Sandro Chia has been a luminary of the international art world since the 1970s. He has long been associated with the Transavaguardia movement that emerged in the late 1970s and with friends and contemporaries such as Enzo Cucchi, Mimmo Paladino, Francesco Clemente, Julian Schnabel, David Salle, Georg Baselitz, Markus Lüpertz and others. Art commentators, critics and curators love the convenience of placing artists in groups and movements, and while there are undoubtedly similarities and shared concerns between Chia and the aforementioned artists, much is often lost in such an approach. Chia is not unlike the nomadic heroic figures that traverse the bucolic imagery of his joyful canvases and does not belong to any movement in the art historical sense.
Chia draws freely on the art of the past to create a style that is entirely personal, yet is enriched by the echoes of its sources; heroic figures imbued with an enigmatic sense of mission are Chia's main protagonists as manifestations of his own identity. Rich in allegory, emotion and humour, their drama rendered in great colour and painterly expression, Chia’s paintings are filled with wide-ranging cultural references, borrowing from the past, mythology, religion, philosophy and the everyday world in an exploration of the metaphysical implications of ordinary existence. These are highly personal works of art, as he remarks "what I'm trying to put into my work is what I am. Culturally, anthropologically…” On more than one occasion he has said that it is an atmosphere or creation of an aura in the painting that is of significance not any explicit message.
Sandro Chia was born in Florence in 1946 and studied first at the Istituto d’Arte and then at the Accademia di Belle Arti in Florence from which he graduated in 1969. His work has been the subject of numerous solo museum exhibitions around the world including Stedelijk Museum, Amsterdam (1983); Metropolitan Museum of Art, New York (1984); Neue Nationalgalerie, Berlin (1984, 1992); Musée d'Art Moderne, Paris (1984); the Museums of Dusseldorf (1984), Antwerp (1989), Mexico City (1989); Palazzo Medici Riccardi, Florence (1991); the Museums of Karlsruhe (1992), Palm Springs (1993), Villa Medici in Rome (1995); Palazzo Reale in Milan (1997), the Boca Raton Museum of Art, Florida (1997), the Galleria Civica of Siena (1997), the Galleria Civica in Trento (2000), the Museo d’Arte of Ravenna (2000); Palazzo Pitti and the Museo Archeologico Nazionale of Florence (2002); and the Duomo of St.

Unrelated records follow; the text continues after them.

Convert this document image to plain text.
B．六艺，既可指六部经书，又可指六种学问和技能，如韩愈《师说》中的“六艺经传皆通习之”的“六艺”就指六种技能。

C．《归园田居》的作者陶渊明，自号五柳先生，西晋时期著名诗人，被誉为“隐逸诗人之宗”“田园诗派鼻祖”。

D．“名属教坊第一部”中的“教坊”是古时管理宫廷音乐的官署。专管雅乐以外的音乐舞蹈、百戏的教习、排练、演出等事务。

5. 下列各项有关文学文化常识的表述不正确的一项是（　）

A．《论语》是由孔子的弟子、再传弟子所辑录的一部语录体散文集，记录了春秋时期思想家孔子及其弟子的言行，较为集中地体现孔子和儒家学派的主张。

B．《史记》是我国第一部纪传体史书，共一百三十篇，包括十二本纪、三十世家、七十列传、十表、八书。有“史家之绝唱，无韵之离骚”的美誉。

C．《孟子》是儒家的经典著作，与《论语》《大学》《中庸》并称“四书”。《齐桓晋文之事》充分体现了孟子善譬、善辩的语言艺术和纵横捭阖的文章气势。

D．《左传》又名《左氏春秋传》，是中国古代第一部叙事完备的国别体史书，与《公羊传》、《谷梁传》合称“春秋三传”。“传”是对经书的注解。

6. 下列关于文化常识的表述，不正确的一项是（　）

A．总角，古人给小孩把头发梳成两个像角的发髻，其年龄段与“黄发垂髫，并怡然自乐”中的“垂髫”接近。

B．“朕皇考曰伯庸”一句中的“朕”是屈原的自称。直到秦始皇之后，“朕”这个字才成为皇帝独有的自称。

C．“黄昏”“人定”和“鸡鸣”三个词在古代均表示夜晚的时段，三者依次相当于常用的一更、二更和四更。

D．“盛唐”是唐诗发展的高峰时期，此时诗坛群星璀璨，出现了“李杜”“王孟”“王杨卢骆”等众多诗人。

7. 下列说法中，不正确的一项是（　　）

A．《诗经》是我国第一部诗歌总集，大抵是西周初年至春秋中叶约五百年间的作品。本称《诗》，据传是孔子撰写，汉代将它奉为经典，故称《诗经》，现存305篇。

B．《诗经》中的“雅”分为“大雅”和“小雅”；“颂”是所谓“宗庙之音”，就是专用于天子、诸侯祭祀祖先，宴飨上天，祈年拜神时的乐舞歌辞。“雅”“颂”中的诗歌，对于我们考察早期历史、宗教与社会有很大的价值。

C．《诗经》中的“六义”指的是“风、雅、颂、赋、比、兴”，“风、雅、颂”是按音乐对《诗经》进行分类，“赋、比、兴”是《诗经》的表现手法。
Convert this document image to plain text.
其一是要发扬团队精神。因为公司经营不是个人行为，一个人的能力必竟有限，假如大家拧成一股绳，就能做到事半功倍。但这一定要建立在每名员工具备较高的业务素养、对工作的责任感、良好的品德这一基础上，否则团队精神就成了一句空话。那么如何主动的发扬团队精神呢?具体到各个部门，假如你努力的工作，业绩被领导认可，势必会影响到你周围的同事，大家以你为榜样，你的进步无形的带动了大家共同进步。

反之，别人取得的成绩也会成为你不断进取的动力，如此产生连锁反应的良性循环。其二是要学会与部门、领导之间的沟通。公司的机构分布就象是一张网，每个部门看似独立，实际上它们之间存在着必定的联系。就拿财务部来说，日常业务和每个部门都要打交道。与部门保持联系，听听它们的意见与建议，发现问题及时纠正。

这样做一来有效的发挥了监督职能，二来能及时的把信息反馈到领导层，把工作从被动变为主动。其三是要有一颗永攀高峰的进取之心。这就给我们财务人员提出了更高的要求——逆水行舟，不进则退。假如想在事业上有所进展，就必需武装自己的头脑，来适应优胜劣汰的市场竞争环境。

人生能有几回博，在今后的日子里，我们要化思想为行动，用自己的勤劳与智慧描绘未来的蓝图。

Agostino in Pietrasanta (2005) and Galleria Nazionale di Arte Moderna of Rome (GNAM) (2010).
Chia's work forms part of some of the world's most important collections including the Museum of Modern Art (MoMA), New York, USA; Tate Gallery, London, England; Art Institute of Chicago, USA; Museum of Fine Arts, Boston, USA; Boca Raton Museum of Art, Florida, USA; Basel Kunstmuseum, Switzerland; Kitakyushu Municipal Museum of Art, Japan; Setagaya Art Museum, Japan; Fukuyama Museum of Art, Japan; Utsunomiya Museum of Art, Japan; The Museum of Art, Kochi, Japan; Stedelijk Museum, Amsterdam, Netherlands; Groninger Museum, Netherlands; Neue Nationalgalerie, Berlin, Germany; Stadtisches Museum Abteiberg, Mönchengladbach, Germany; FAE Foundation, Musee d’Art Contemporain, Lausanne, Switzerland; Tel Aviv Museum of Art, Israel; Castello di Rivoli, Museo d’Arte Contemporanea, Turin, Italy; MART, Museo d’Arte Moderna e Contemporanea di Trento e Rovereto, Italy; Senato della Repubblica Italiana, Palazzo Madama, Rome, Italy.